One of my ongoing pleasures is to welcome staff from AMREF headquarters in Nairobi. It’s always so enlightening for our team to hear firsthand about their work and the outcome of AMREF’s programs as told by the experts who manage them. This past week, AMREF’s eHealth Program Manager, Caroline Mbindyo, was in New York to speak at the UN GETHealth (Global Education & Technology) Summit where she was a panel member in two sessions – how IT can empower women and health workers and what strategies achieve program scalability and sustainability of IT innovations for health workers.
Caroline is responsible for the development and implementation of AMREF’s eHealth programs, including eLearning and m(mobile)Health, across sub- Saharan Africa. She leads the team that implemented the pioneering eLearning program for nurses in Kenya, which significantly impacted the delivery of sustainable, cost-effective training for health workers in remote and low resource settings.
Over 60 per cent of Africans live in rural areas, far from any health facility or hospital. Most of them will never see a doctor in their lifetimes. Instead, they depend on the care of community health workers, nurses, traditional birth attendants and midwives, if they are lucky enough to have one who lives nearby and is qualified to deliver effective health care.
The lack of health workers is one of the key barriers to improving health in developing countries. Begun in 2005, AMREF’s eLearning program in Kenya aimed to upgrade the skills of certificate level nurses to that of Registered Nurse over two years. At that time, there were four nursing schools in Kenya with a total of 125 students, an enrollment rate of 100 students per year, and an additional 20,000 nurses in the wings waiting to get in.

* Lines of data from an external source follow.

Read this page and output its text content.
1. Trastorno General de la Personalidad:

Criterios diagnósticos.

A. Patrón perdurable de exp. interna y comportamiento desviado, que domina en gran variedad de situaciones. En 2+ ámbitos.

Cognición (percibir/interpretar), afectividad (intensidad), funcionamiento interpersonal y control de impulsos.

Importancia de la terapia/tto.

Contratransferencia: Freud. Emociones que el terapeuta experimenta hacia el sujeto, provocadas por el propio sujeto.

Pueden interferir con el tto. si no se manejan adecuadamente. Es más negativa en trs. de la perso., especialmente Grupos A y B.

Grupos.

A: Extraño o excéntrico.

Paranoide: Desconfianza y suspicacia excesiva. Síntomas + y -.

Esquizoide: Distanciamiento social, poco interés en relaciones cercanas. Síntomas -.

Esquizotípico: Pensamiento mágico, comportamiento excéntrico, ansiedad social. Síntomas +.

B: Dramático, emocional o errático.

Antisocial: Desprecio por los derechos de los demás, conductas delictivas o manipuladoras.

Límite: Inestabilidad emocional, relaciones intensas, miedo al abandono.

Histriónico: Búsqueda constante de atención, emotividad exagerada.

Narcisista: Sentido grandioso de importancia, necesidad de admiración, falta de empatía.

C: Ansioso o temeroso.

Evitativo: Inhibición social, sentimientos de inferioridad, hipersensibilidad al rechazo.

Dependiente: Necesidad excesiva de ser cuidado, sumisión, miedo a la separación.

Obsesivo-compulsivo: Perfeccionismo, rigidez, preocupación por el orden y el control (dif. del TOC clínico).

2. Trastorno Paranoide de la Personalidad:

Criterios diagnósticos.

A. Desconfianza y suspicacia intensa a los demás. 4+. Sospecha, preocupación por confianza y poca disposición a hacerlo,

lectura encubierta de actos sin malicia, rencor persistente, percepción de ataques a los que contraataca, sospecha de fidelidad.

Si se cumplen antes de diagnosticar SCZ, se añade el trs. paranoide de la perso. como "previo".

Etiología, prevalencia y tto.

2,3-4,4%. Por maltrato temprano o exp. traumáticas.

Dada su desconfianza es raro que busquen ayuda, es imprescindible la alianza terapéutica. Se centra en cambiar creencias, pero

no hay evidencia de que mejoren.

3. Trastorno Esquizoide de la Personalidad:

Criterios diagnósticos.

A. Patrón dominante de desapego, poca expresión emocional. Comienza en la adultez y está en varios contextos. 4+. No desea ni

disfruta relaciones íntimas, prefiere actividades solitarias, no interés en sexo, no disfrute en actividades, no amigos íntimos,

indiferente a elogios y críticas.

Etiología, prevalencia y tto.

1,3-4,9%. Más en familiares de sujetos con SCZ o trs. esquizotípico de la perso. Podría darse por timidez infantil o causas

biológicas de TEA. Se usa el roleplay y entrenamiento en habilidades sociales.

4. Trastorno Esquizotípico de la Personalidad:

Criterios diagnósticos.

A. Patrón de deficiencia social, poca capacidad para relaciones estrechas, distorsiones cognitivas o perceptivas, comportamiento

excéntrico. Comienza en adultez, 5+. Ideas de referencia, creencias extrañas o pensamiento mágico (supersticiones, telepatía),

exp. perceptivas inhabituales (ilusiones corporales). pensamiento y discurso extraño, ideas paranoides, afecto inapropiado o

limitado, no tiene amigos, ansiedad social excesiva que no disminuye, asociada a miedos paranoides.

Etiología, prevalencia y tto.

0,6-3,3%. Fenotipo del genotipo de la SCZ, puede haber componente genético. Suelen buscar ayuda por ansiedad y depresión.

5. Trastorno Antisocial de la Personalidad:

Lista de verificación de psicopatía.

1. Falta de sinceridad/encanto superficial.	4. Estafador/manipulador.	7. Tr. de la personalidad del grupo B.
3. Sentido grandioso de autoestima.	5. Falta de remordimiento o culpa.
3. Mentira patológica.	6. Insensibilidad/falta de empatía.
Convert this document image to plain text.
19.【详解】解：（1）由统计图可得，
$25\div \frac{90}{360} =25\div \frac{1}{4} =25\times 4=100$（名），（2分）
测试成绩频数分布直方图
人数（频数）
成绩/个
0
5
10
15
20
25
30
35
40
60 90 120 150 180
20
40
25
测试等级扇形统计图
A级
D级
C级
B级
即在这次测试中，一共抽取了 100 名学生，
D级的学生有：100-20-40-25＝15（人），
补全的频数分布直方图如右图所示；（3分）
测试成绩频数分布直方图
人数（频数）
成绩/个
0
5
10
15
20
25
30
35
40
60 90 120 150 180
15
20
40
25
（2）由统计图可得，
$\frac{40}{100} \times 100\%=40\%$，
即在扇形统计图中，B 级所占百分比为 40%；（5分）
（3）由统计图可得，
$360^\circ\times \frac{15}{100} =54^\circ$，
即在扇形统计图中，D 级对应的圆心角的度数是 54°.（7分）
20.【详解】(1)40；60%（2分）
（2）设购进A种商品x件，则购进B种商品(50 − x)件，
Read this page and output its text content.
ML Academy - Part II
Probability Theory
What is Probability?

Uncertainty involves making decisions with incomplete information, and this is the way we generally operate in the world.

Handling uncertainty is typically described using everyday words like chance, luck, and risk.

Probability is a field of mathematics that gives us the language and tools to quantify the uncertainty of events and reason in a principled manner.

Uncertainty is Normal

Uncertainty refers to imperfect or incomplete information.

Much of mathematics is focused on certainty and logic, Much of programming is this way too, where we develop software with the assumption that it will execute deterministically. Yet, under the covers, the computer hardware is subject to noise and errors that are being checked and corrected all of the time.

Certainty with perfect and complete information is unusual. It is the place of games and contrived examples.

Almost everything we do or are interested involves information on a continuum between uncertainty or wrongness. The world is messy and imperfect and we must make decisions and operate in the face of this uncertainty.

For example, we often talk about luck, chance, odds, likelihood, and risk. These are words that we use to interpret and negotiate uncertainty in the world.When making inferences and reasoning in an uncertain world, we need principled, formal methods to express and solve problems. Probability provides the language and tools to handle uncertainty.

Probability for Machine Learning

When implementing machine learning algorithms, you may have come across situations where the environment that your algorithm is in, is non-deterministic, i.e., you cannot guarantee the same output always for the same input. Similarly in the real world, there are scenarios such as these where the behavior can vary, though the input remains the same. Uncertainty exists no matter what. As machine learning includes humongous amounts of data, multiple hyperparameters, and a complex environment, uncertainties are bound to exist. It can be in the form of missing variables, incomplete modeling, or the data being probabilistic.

In both panel discussions, Caroline spoke about the seemingly overwhelming challenges of building this program. How to set up electronic learning when less than 30% of Africans have access to electricity? There was no infrastructure, no mobile phones and no computers. How do you motivate a health worker in isolation – how do you support her? How to introduce nurses to infectious diseases like HIV/AIDS or the multiple mutations of malaria treatment, when none of that existed in their former training? What technology partners were willing to take on the challenge and how could the outcomes be beneficial to all stakeholders? With more nurses trained, would there be adequate clinical practice facilities? Could the newly certified nurses expect pay increases when they graduated? The questions were endless.

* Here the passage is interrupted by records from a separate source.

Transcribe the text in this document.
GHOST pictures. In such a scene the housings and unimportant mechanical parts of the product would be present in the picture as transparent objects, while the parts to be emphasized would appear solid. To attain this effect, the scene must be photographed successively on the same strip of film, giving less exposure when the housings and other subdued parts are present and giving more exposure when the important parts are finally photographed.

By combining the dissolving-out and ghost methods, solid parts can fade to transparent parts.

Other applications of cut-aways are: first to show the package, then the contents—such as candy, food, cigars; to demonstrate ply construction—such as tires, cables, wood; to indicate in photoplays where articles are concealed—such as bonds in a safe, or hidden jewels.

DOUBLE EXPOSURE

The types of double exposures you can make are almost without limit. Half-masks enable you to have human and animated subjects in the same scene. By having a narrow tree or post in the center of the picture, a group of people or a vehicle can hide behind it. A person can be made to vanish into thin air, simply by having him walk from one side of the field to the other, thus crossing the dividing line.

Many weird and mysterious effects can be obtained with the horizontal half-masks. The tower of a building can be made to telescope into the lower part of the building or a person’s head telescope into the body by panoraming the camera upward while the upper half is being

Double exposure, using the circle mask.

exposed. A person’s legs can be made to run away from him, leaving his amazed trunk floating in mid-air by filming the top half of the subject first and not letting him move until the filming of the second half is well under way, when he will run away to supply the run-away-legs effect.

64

The program was a public private partnership led by AMREF, the Ministry of Health, the nursing regulatory body in Kenya, and funded by Accenture, a global management consulting firm. It involved setting up a national eLearning platform, development of the eLearning curriculum and content, building the capacity of nursing schools to use the eLearning approach to teach nurses, 98% of whom had never used a computer before, setting up supporting and supervisory mechanisms to ensure learning of both theoretical and practical skills and creating a monitoring and evaluation framework to enable all partners to track the key performance indicators (KPIs) in which they were interested.
Slowly the program took off and the health impact has been quite remarkable. From four schools with a total of 125 students, there are now 34 eLearning centers enrolling 1,400 students each year. Over 7,000 nurses have graduated since the inception of the program, which was handed over to the Ministry of Health and the Nursing Association in Kenya, thereby assuring its long term sustainability. In fact, that ability to develop local capacity in creating lasting health change that is sustainable by local communities is a hallmark of AMREF’s work. It is also what sets us apart from other organizations.

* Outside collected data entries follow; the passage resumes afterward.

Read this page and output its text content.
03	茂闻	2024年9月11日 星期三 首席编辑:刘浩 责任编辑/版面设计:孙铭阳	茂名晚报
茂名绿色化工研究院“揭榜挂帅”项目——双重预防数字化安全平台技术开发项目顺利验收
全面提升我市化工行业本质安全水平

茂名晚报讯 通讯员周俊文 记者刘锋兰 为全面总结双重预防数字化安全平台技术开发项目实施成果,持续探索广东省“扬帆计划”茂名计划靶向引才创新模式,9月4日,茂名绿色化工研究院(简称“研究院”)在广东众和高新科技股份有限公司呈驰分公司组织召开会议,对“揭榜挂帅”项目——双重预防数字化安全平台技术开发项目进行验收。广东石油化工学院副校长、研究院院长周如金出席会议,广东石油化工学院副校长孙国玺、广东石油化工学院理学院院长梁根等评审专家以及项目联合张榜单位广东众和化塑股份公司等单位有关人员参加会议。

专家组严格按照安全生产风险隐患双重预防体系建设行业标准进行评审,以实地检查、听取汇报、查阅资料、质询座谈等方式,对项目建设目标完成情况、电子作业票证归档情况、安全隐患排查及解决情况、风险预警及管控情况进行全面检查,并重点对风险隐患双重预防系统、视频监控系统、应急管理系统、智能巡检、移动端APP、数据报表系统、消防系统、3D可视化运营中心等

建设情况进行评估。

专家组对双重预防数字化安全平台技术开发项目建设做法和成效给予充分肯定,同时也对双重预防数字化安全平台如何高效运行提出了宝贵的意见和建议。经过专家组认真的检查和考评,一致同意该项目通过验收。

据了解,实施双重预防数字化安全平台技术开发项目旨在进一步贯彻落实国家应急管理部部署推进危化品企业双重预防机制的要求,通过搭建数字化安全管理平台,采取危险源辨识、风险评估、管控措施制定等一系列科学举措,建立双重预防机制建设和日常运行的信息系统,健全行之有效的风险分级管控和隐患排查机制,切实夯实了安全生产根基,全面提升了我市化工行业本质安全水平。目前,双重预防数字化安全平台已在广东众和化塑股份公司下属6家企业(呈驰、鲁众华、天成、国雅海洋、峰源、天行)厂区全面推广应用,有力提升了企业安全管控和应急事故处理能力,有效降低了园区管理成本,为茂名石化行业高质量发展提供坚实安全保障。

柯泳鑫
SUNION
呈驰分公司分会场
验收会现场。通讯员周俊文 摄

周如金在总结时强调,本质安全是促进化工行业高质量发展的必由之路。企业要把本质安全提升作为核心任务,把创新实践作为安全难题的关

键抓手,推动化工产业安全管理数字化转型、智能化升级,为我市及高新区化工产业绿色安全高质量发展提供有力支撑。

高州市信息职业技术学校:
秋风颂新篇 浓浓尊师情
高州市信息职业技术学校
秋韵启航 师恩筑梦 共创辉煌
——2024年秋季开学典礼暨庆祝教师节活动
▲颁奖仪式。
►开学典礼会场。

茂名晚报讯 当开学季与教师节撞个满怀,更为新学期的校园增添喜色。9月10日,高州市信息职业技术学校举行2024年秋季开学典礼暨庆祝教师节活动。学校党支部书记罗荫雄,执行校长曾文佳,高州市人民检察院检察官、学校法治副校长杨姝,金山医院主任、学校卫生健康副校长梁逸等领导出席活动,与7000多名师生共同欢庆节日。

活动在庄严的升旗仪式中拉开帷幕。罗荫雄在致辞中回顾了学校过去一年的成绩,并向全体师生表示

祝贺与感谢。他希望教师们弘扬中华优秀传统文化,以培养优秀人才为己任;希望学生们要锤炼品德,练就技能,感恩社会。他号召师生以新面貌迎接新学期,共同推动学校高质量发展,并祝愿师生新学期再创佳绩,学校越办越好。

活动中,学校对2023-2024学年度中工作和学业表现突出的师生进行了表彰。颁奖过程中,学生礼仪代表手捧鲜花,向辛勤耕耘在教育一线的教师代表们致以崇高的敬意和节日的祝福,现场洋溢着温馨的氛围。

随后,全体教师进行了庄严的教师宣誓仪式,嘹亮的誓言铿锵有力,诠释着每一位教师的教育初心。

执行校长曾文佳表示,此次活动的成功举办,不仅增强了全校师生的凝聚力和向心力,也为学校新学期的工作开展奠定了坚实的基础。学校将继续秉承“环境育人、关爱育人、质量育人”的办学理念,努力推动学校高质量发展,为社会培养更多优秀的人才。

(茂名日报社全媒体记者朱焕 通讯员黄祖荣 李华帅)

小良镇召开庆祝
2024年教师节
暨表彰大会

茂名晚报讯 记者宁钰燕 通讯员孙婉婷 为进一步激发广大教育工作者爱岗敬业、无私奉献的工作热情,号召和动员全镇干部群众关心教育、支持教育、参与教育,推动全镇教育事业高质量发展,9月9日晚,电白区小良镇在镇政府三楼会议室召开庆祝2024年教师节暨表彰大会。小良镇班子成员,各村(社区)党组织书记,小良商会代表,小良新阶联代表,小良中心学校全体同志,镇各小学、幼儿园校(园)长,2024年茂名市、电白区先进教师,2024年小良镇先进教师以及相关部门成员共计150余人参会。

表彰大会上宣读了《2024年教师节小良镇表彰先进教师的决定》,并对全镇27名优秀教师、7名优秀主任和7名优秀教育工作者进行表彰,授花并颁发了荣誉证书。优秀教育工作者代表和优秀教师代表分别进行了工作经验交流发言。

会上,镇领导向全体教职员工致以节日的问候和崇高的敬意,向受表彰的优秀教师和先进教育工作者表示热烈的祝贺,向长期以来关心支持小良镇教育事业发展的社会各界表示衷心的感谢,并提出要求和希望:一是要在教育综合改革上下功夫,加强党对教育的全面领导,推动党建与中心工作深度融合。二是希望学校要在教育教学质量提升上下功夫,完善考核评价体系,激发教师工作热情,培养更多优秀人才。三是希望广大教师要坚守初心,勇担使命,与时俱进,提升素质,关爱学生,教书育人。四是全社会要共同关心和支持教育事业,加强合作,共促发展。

Remarking on the program partnership, the moderator of Caroline’s second panel discussion, Dr Esther Ogara, Head of eHealth, Continuing Professional Development at Kenya’s Ministry of Health, noted “AMREF is fantastic because they mobilize resources and we, as the government, provide human resources and infrastructure. It becomes easy to work with them. That is why their programs are successful and sustainable – unlike the others.”
Now considered an ‘African’ program, the success of AMREF’s eLearning initiative is being replicated by the Ministries of Health in Uganda, Rwanda, Tanzania, Zambia, Lesotho, Malawi, Senegal and Zanzibar with a focus on various cadres of health workers.
And Caroline, well, she and others recognize the growth of mobile devices as the “computer of Africa”. Following her eLearning success, Caroline is now directing a two year multi-country study on how mobile devices can be leveraged to improve health care delivery in sub-Saharan Africa.